Scrittore, copywriter, autore di Ogni corsa è un viaggio, Stefano Pampuro aggiunge spessore e competenza all’Intruder 2.0 nel suo ideale di approfondire argomenti andando oltre le “copertine”. Qui, in particolare, si parla di esperienze solidali sottese a iniziative sportive. L’intervista che segue racconta il percorso esperienziale vissuto da Stefano durante il suo viaggio nella culla del running tra gli altopiani del Kenya e dell’Etiopia, fondamenta del suo secondo libro Oltre il Confine ma non solo… perché l’intervista stessa è l’incipit di una storia che contiene tante altre storie, che non può essere tenuta a freno da regione e confini propri di questo spazio. Storie che saranno approfondite.
Il 12 febbraio 2020, Il Secolo XIX pubblica il reportage di Stefano Il sogno dei maratoneti keniani «Corriamo per una fattoria» da cui l’incipit iniziale e il PDF a seguire: “Nel 2019 sono state corse solo in Europa 193 maratone e 264 mezze maratone. In Italia i podisti che hanno completato una 42 km sono stati 52.037. Un business che muove milioni di euro risvegliando l’interesse di sponsor e aziende, e naturalmente anche dei corridori africani, che da anni dominano tutte le gare. Anche le maratone medio-piccole acquistano prestigio se riescono ad assicurarsi i migliori atleti e crono importanti, e per riuscirci si rivolgono soprattutto al Kenya e all’Etiopia. Questo spicchio di Africa orientale è un’autentica miniera d’oro, che viene sfruttata dagli europei ma porta benefici anche agli atleti africani: vincere una maratona significa veder svoltare la carriera, e dare un aiuto economico importante alla propria famiglia o a un intero villaggio. Qui in Kenya la corsa non è un hobby: chi non ha le carte in regola per emergere lascia subito perdere e si dedica ad altro. Chi invece ha vero talento ci prova. Anche una modesta corsa regionale in Veneto, in Sassonia o tra le campagne dello Yorkshire può assicurare al vincitore qualche centinaio di euro, e in questo Paese si tratta di cifre importanti…”

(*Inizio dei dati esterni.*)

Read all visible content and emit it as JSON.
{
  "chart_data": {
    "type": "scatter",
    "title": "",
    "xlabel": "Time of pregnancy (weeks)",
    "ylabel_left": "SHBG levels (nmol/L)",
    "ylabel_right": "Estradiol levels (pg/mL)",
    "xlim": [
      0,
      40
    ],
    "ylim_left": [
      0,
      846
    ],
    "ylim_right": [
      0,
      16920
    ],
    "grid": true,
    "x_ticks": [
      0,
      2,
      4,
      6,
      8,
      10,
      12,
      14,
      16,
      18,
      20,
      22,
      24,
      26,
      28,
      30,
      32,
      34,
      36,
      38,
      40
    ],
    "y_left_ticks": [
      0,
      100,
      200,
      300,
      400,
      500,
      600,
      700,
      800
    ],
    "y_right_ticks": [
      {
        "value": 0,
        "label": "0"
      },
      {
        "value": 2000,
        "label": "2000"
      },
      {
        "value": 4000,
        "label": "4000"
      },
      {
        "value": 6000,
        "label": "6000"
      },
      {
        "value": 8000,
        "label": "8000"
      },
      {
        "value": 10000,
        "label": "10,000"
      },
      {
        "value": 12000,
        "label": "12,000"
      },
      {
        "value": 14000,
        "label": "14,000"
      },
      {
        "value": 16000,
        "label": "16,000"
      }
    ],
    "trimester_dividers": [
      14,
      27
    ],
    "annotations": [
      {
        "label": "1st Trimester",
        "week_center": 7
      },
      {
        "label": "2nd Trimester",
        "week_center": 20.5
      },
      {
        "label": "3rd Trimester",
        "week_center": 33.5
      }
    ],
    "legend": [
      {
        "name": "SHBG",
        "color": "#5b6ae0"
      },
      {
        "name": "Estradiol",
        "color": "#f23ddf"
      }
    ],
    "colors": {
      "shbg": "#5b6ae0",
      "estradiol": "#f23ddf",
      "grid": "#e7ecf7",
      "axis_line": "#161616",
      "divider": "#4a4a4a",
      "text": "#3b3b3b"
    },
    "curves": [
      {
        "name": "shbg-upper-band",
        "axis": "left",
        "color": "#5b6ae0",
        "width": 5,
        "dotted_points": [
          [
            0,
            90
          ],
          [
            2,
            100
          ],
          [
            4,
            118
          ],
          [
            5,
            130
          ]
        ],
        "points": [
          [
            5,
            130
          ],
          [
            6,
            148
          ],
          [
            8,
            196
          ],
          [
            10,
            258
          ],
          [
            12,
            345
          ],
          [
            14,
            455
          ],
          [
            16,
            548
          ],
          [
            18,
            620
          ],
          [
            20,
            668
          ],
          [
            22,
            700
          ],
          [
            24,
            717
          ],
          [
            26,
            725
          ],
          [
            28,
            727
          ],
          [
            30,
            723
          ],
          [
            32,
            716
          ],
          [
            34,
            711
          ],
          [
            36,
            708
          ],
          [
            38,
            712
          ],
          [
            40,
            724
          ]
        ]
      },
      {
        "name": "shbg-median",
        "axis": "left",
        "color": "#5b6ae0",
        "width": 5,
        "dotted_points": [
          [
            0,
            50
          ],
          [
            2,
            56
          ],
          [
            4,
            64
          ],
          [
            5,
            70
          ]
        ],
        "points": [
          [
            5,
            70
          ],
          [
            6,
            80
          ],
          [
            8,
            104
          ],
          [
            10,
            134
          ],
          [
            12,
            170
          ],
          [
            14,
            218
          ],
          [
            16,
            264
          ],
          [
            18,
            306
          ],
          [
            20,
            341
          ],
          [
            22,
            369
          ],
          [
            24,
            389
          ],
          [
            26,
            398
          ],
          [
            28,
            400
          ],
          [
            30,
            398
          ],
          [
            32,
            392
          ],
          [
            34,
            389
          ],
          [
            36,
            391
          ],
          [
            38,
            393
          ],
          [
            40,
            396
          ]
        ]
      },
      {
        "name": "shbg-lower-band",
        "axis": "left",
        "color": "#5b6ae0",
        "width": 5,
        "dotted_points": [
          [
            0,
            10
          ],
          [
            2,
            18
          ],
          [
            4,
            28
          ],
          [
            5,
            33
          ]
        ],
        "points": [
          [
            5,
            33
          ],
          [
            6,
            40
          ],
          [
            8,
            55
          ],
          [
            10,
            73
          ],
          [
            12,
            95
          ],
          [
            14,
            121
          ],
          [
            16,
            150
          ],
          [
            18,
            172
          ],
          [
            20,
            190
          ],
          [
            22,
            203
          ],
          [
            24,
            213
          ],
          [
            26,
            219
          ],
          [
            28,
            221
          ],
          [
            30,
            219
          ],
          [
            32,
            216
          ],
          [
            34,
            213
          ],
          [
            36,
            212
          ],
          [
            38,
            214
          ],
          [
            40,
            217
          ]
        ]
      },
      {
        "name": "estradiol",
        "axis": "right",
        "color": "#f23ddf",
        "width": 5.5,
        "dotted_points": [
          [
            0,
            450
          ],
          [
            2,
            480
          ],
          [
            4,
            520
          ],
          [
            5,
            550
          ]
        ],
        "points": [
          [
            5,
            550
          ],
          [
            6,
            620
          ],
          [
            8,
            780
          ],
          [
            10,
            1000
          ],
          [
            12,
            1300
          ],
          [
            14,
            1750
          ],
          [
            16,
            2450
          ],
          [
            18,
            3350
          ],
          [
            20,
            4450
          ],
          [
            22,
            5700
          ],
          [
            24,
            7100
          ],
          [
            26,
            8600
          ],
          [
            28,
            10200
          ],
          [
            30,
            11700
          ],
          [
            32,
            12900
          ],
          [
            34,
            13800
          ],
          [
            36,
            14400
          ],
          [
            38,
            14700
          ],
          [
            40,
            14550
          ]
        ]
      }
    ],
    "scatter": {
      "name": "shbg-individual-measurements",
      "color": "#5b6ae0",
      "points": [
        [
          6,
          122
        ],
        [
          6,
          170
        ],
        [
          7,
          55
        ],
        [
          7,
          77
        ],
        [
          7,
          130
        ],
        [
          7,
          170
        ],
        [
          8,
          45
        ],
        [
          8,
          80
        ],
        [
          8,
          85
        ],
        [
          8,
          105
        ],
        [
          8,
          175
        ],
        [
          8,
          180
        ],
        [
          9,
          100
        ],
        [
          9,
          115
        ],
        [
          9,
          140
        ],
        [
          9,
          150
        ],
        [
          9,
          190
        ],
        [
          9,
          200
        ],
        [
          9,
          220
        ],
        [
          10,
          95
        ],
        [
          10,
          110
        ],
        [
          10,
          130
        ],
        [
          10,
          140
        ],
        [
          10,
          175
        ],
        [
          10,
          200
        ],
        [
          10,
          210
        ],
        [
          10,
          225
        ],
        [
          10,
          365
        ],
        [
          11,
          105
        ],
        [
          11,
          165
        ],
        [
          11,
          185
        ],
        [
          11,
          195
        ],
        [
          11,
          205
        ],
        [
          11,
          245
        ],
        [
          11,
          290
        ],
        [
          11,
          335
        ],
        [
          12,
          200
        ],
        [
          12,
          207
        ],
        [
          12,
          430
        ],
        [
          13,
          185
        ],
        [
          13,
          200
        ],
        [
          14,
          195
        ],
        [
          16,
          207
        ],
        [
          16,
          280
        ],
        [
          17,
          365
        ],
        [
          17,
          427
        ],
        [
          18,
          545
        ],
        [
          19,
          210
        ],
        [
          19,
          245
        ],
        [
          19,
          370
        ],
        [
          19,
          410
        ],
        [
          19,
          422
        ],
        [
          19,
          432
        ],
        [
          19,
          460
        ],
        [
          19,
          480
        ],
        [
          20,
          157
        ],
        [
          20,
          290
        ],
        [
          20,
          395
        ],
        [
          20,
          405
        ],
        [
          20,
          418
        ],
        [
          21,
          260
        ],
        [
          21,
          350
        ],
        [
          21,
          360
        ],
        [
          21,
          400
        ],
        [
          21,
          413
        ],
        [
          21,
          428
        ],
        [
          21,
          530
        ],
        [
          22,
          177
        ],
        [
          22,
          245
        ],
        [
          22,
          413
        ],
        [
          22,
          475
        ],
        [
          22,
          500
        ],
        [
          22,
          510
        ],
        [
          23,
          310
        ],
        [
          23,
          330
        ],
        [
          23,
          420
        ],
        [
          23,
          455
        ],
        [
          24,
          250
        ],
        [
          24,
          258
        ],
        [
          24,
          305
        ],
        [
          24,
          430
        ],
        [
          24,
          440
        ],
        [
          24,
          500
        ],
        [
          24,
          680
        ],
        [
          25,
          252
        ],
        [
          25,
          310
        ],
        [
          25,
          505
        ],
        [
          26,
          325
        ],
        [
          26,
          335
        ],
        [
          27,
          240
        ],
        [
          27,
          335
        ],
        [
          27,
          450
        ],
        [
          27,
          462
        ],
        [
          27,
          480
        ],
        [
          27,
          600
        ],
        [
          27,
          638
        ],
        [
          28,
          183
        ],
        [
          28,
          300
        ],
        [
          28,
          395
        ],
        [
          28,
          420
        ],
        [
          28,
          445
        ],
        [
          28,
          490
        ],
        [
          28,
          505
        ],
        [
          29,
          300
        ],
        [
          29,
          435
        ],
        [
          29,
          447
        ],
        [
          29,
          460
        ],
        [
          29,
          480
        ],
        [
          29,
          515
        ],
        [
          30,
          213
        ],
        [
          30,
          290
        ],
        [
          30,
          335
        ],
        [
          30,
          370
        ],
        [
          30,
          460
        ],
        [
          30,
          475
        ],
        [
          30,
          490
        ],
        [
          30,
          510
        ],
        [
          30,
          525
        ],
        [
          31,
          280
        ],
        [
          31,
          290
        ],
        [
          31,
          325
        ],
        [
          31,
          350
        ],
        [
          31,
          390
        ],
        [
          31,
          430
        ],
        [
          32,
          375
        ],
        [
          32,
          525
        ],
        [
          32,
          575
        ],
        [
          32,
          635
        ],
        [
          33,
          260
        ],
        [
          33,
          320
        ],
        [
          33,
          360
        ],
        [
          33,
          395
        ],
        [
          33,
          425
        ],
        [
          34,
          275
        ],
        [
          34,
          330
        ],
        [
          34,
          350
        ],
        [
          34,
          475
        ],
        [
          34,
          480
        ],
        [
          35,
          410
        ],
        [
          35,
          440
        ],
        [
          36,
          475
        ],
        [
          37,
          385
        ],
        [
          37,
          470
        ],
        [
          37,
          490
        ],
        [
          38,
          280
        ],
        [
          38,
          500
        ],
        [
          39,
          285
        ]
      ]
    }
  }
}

Poi accadde che “lo scoppio della pandemia ha stravolto tutto, spingendomi a restare in Etiopia a oltranza pur di portare avanti il progetto” in una regione, e in particolare in una località piena di contraddizioni: un angolo rurale “e il suo triste degrado, dove l’isolamento e la costante minaccia della diffusione del virus diventano le assolute protagoniste insieme all’amicizia con alcuni ragazzi di Bekoji.“
La prima domanda - per quanto generica possa apparire - è forse la più difficile, sebbene si gioca il primato con l'ultima: mi racconti della tua passione per la corsa?
La passione per la corsa ce l’ho sempre avuta, fin da piccolo. Quando avevo sette anni chiedevo a mio papà di portarmi a correre con lui le rare volte che usciva a fare una corsetta e da lì non ho più smesso. Correre all’inizio mi piaceva e basta, non mi facevo troppe domande, poi con il tempo mi sono dato diverse risposte. Mi fa sentire bene di testa (la corsa aiuta a produrre seratonina e dopamina, sostanze che conferiscono una forte sensazione di piacere). Diciamo che è una medicina naturale che ho contro il cattivo umore di cui soffro. Poi c’è l’aspetto introspettivo, nel senso che correre mi aiuta a conoscermi meglio, dandomi un’impostazione, un’identità.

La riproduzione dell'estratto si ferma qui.